Most recently, in United States v. Curtis, No. 17-1833, 2018 WL 4042631 (7th Cir. Aug. 24, 2018), the Seventh Circuit held that “even though it is now established that the Fourth Amendment requires a warrant for the type of cell-phone data present [t]here, exclusion of that information was not required because it was collected in good faith.” In Curtis, the appellant challenged the district court’s denial of his motion to suppress cell phone location information collected pursuant to the Stored Communications Act (SCA). Mr. Curtis did not dispute that the government had complied with the SCA, but argued he had a reasonable expectation of privacy in the location information and thus a search warrant was required. The district court denied the motion and permitted the location information to be offered as evidence, and Mr. Curtis was convicted of various crimes.

On appeal, the Seventh Circuit agreed that, per Carpenter, a warrant was required for the information, but that the Supreme Court “has not spoken to what should happen next.” According to the Curtis court, the answer was clear: the evidence did not have to be excluded because it was obtained in good-faith reliance on pre-Carpenter precedent.

Similarly, in United States v. Zodhiates, No. 17-839, 2018 WL 3977030 (2d Cir. Aug. 21, 2018), the appellant argued that the government violated the Fourth Amendment when it obtained his cell phone’s location information pursuant to an SCA subpoena. The Second Circuit recognized the importance of Carpenter but explained that when the government collected the information in 2011, precedent dictated that the government could obtain information revealed to a third party through a subpoena rather than with a warrant. Ultimately, because the government officials acted with “an objectively reasonable good-faith belief that their conduct is lawful,” the location information did not have to be excluded.

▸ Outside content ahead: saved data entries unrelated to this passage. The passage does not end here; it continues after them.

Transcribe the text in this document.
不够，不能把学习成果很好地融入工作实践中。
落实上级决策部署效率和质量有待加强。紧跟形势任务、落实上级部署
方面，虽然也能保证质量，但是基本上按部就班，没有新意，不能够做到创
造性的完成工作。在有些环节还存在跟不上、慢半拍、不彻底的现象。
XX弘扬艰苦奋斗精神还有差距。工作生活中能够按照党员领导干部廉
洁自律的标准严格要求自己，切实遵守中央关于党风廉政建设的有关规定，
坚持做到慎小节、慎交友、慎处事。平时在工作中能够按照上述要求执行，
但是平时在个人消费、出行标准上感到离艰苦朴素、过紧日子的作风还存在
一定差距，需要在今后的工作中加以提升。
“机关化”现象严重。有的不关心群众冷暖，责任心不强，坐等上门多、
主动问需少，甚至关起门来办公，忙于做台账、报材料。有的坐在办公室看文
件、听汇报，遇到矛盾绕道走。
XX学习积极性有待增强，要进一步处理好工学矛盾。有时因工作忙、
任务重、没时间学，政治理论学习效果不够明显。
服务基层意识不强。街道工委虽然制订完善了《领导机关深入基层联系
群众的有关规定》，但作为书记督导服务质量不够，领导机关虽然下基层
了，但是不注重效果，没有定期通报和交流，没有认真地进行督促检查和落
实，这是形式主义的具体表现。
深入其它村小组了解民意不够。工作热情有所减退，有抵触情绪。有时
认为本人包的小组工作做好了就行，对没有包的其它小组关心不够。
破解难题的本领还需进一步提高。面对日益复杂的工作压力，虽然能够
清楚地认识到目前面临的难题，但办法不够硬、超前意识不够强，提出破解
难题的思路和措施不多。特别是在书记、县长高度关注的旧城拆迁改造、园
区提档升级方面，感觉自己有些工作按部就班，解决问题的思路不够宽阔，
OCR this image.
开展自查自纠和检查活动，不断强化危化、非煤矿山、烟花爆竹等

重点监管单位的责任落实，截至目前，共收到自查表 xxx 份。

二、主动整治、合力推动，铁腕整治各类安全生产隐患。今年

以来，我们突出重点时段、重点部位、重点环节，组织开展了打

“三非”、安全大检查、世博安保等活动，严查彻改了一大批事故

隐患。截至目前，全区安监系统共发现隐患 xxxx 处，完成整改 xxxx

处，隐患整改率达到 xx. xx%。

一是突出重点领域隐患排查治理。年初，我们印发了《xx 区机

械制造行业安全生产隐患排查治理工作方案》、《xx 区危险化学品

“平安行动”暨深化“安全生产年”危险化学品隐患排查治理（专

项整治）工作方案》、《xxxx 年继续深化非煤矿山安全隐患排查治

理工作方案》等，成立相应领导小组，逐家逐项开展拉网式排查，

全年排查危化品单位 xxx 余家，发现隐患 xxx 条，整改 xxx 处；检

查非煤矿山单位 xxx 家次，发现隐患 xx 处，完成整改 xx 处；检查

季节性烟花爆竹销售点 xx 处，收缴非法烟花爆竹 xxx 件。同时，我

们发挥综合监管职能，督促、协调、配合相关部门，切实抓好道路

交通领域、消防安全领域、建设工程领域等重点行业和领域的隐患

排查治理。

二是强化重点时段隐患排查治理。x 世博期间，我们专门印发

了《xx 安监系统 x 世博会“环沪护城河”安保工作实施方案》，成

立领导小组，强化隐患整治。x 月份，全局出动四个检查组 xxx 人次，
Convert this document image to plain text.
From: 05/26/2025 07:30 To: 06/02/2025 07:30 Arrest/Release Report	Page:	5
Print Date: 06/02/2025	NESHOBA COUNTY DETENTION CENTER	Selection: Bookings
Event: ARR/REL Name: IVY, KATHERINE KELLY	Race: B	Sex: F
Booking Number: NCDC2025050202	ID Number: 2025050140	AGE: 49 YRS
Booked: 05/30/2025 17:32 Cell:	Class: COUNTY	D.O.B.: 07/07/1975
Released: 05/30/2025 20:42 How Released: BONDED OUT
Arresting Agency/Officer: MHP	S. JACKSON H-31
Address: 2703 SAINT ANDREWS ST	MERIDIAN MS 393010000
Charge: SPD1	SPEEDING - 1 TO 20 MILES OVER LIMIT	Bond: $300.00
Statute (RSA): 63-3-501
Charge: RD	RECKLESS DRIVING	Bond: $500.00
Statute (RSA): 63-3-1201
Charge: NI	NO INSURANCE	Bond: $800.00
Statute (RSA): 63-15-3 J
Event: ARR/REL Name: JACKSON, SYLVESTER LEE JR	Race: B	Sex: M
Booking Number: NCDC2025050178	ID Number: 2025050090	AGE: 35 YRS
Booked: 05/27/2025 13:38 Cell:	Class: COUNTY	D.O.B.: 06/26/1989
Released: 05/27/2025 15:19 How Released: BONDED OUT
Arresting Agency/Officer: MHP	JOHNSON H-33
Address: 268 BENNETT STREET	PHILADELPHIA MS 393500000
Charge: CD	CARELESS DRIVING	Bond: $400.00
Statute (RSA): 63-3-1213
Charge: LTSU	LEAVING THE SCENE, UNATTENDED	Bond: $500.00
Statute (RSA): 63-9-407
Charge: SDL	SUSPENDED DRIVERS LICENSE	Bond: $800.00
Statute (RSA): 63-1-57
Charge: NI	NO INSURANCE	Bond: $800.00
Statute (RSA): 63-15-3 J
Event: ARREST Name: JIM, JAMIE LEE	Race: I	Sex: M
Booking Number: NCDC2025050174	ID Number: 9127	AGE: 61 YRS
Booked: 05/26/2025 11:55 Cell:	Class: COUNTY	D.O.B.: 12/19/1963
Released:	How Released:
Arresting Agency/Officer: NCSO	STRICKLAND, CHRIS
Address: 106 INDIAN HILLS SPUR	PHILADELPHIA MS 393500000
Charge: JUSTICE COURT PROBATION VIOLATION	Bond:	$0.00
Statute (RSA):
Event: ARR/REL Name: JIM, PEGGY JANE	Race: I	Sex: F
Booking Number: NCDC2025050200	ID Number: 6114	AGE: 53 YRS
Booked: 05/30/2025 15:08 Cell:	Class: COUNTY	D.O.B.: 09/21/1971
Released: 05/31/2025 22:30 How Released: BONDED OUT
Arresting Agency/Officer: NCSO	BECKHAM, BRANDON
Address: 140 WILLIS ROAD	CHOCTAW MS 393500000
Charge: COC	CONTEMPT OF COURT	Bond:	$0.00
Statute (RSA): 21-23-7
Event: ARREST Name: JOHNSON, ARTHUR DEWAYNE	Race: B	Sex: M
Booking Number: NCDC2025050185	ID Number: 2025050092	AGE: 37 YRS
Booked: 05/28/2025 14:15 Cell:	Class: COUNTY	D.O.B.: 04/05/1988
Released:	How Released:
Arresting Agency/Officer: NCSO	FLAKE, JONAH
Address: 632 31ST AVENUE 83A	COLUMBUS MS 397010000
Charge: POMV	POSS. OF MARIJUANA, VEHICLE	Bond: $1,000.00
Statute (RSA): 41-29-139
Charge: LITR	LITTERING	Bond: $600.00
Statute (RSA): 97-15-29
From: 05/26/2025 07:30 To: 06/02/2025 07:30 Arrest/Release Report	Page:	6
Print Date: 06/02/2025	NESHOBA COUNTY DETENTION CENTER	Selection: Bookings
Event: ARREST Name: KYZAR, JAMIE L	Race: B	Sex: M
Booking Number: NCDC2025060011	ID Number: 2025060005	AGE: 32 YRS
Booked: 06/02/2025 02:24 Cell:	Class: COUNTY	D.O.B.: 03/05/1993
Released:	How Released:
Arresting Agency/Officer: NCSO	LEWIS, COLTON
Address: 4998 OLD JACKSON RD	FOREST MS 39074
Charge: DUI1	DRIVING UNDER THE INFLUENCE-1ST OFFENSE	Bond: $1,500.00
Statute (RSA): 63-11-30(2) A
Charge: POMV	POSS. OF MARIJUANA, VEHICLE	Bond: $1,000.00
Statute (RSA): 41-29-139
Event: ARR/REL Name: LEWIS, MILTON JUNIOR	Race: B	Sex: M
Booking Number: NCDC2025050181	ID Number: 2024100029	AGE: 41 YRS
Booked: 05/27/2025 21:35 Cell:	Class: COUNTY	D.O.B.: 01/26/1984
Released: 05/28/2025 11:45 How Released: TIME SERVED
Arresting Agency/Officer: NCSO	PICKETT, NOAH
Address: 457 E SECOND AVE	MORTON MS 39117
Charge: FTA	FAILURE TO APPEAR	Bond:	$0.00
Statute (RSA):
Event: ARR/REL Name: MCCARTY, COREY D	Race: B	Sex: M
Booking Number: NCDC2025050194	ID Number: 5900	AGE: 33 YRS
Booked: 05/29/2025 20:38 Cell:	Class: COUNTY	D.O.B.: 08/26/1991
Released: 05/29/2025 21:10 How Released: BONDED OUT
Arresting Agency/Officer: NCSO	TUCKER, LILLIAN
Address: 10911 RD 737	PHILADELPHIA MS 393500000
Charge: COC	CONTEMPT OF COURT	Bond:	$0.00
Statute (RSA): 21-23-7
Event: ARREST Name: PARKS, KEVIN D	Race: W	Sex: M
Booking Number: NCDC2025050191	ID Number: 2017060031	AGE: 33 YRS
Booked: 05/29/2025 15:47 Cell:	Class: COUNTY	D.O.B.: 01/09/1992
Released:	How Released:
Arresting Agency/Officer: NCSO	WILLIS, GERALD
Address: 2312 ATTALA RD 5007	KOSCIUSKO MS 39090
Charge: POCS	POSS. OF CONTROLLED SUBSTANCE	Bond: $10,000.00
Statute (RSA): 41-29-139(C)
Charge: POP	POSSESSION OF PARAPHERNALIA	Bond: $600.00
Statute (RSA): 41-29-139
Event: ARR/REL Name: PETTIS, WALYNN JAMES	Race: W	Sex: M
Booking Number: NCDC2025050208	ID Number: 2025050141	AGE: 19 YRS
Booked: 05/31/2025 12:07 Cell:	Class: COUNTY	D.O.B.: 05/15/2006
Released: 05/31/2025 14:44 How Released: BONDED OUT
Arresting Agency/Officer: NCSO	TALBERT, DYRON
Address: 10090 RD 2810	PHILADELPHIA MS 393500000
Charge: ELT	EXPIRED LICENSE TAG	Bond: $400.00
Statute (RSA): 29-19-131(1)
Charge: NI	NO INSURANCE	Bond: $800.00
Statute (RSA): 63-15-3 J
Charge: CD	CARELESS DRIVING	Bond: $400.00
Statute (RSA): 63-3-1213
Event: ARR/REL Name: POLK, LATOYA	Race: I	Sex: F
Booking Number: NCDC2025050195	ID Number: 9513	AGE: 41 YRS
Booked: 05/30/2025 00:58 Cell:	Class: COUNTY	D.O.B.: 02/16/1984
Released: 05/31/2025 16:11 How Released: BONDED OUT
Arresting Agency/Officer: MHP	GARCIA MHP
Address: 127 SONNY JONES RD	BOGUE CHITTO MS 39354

The good-faith exception to the exclusionary rule is not new, and the decisions in Curtis and Zodhiates indicate that it has staying power. The principle lives on in these decisions, alongside Carpenter’s holding that, in the future, a warrant generally will be necessary in circumstances like those presented in these cases. As a result, the good-faith exception will substantially limit Carpenter’s reach by cutting off challenges to cell phone location information collected prior to that decision. But while Carpenter’s effect on pending cases is necessarily limited, its full effect on new cases with arguably comparable facts remains to be seen. As the majority noted, it did “not begin to claim all the answers today,” and even beyond the good-faith exception, lower courts may heed the majority’s guidance to “tread carefully” in cases involving new technology and cabin Carpenter’s impact when considering future cases in different factual contexts.